Politische Gemeinde des Kantons Obwalden. Die am Fusse des Brünigpasses gelegene oberste Talgemeinde umfasst neben dem Dorf Lungern am Südende des Lungernsees auch die Weiler Obsee und Bürglen-Kaiserstuhl. 1275 Lutigern (Kopie 14. Jh.), 1275 de Lungern. 1790 1234 Einwohner; 1850 1413; 1900 1828; 1950 1878; 1990 1859; 2000 1965.

Einzelfunde aus dem Mesolithikum, aus der Bronze- und Römerzeit. Neben herrschaftlichem Grundbesitz gab es immer auch ein freies Grundeigentum der Landleute. Die alte Kirche (1275 erwähnt, Katharinapatrozinium), deren Standort heute der Kirchturm aus dem 14. Jahrhundert markiert, war eine Stiftung der Freiherren von Wolhusen. Diese schenkten 1303 das Patronatsrecht dem Frauenkloster Engelberg, welches es um 1450 an das Land Obwalden abtrat. Seit 1674 befindet sich das Kollaturrecht uneingeschränkt in den Händen der Kirchgenossen von Lungern. Auch das Stift Murbach-Luzern besass in Lungern eine Alp und Güter in Obsee und Bürglen. 1739 wurde Bürglen-Kaiserstuhl mit der 1686 erbauten Kapelle (Antonius- und Wendelinpatrozinium) zur Kuratkaplanei erhoben. Die kommunalen Aufgaben, vor allem die Armenpflege, nahm die Gemeinde der Kirchgenossen wahr. Von ihr unabhängig sind die Nutzungsgenossenschaften entstanden: die Teilsame Obsee mit Bürglen (1388) und die Teilsame Dorf mit Kaiserstuhl (1420), die bis heute ihre Selbstständigkeit gewahrt haben. Das Nutzungsrecht an Allmend, Alpen und Wald war zu jeder Zeit vom Grundbesitz (Güterrecht) innerhalb der Teilsame abhängig. So sind in Lungern im Gegensatz zu den anderen Korporationen Obwaldens auch Beisassen nutzungsberechtigt. Um die Wende vom 14. zum 15. Jahrhundert verlagerte sich das Schwergewicht vom Ackerbau zur Viehwirtschaft. Die Bedeutung der Teilsamen nahm schnell zu.

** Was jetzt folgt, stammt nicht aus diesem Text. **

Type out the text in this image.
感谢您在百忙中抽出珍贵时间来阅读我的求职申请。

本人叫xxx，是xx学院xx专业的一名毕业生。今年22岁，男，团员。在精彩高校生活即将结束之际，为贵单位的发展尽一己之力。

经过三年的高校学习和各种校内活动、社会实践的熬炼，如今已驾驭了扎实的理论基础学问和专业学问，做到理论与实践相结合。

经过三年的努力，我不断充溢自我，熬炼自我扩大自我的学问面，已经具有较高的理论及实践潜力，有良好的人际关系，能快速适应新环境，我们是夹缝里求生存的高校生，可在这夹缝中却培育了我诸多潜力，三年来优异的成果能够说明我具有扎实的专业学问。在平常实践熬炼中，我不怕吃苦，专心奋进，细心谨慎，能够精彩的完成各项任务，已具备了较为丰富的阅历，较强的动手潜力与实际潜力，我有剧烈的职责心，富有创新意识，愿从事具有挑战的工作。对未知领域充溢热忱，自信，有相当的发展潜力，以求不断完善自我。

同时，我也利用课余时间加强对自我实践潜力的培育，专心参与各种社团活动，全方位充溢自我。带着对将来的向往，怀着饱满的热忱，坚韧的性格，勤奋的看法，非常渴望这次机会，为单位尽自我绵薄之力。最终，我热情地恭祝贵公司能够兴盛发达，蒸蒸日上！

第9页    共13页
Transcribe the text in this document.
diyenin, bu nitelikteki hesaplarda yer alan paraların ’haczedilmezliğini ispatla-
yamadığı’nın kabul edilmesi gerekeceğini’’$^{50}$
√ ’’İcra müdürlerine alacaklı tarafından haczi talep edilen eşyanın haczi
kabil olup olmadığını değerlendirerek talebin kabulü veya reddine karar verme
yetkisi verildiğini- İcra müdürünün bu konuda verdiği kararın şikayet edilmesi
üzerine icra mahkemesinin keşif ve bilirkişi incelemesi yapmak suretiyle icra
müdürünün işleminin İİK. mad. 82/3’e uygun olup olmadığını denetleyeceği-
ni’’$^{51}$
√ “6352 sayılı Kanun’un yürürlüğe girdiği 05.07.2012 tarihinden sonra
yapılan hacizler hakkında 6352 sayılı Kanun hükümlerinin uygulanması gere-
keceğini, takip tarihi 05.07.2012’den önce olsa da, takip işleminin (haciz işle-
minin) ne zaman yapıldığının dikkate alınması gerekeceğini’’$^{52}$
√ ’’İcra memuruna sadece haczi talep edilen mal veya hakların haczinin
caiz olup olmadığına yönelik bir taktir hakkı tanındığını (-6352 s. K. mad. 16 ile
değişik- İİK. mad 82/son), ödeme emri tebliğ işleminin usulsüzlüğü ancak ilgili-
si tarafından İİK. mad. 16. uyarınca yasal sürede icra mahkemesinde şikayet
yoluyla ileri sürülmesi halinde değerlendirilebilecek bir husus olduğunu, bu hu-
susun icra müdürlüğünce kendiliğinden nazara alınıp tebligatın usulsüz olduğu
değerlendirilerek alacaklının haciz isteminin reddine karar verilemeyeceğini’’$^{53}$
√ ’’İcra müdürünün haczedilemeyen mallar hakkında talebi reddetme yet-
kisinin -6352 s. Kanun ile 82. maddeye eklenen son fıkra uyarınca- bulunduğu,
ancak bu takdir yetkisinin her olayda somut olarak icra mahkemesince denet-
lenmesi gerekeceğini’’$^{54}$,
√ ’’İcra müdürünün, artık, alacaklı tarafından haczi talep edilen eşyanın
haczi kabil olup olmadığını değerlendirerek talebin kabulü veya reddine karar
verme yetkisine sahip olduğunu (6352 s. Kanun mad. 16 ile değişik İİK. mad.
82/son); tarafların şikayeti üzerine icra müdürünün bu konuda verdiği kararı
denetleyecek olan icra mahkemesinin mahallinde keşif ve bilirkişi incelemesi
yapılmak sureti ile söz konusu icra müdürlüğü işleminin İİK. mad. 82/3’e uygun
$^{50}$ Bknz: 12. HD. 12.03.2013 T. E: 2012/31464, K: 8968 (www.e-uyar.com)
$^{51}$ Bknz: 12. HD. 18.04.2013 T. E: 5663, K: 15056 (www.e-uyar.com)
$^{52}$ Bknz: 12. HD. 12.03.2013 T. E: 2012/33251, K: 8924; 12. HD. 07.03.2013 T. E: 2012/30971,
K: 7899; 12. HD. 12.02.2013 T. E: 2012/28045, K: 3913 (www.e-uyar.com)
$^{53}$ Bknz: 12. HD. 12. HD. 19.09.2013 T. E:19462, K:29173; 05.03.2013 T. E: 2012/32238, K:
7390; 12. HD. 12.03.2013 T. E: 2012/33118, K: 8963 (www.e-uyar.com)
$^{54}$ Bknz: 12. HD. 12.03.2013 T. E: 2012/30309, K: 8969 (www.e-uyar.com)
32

1836 wurde der Lungernsee tiefer gelegt, wodurch 170 ha Land gewonnen wurden. Aufgrund der 1919 den Centralschweizerischen Kraftwerken verliehenen Konzessionen wurde er zur Energiegewinnung wieder aufgestaut. Seit 1982 ist das Seewerk im Eigentum des Kantons Obwalden. Eine beachtliche Einnahmequelle erbrachte im 19. Jahrhundert die Heimarbeit: die Baumwollspinnerei, vor allem die Seidenweberei (Verlag in Zürich, später Horgen), und bis in die 1950er Jahre die Strohhutflechterei (Verlag in Wohlen AG, ab 1910 in Sarnen). Die Wildbäche Eibach und Laui, während Jahrhunderten eine schwere wirtschaftliche Belastung, erforderten um 1900 grosse Verbauungen. Die Eibachkatastrophe von 1887 zog Kirche und Beinhaus derart in Mitleidenschaft, dass man sie aufgab und 1892-1893 die neue Kirche auf dem Sattel erbaute. Der Bau der Brünigstrasse Anfang der 1860er Jahre und die Eröffnung der Brünigbahn Alpnachstad-Brienz 1888 förderten den Fremdenverkehr. Mit der Erweiterung der Hotellerie und der Parahotellerie wurde Lungern vorerst zum Sommerkurort, mit der Erschliessung des Skigebiets durch die Seilbahn Lungern-Schönbüel (1961) auch zum Winterkurort. Im 20. Jahrhundert entwickelte sich das Handwerk zu einem leistungsfähigen Gewerbe (u.a. mit Bildhauertradition) und führte zu einheimischen industriellen Betrieben: Holzbau, Felsabbau und -sicherung, Fahrzeugaufbauten und Gross-Sattlerei. 2005 bot die Landwirtschaft noch einen knappen Sechstel der Arbeitsplätze, die restlichen wurden zu gleichen Teilen von Industrie bzw. Gewerbe und dem Dienstleistungssektor gestellt.

Quellen und Literatur

  • H. Ming, Die Allmendgenossenschaften von Lungern, o.J.
  • J. und O. Hess, Der wandernde See von Lungern, 1935
  • H. Ming, Bürglen-Kaiserstuhl von damals bis heute, 1991
  • Aus der Pfarreigesch. von Lungern 1994
Von der Redaktion ergänzt
Weblinks
Normdateien
GND

Zitiervorschlag

Josef Halter: "Lungern", in: Historisches Lexikon der Schweiz (HLS), Version vom 18.07.2008. Online: https://hls-dhs-dss.ch/de/articles/000744/2008-07-18/, konsultiert am 19.03.2024.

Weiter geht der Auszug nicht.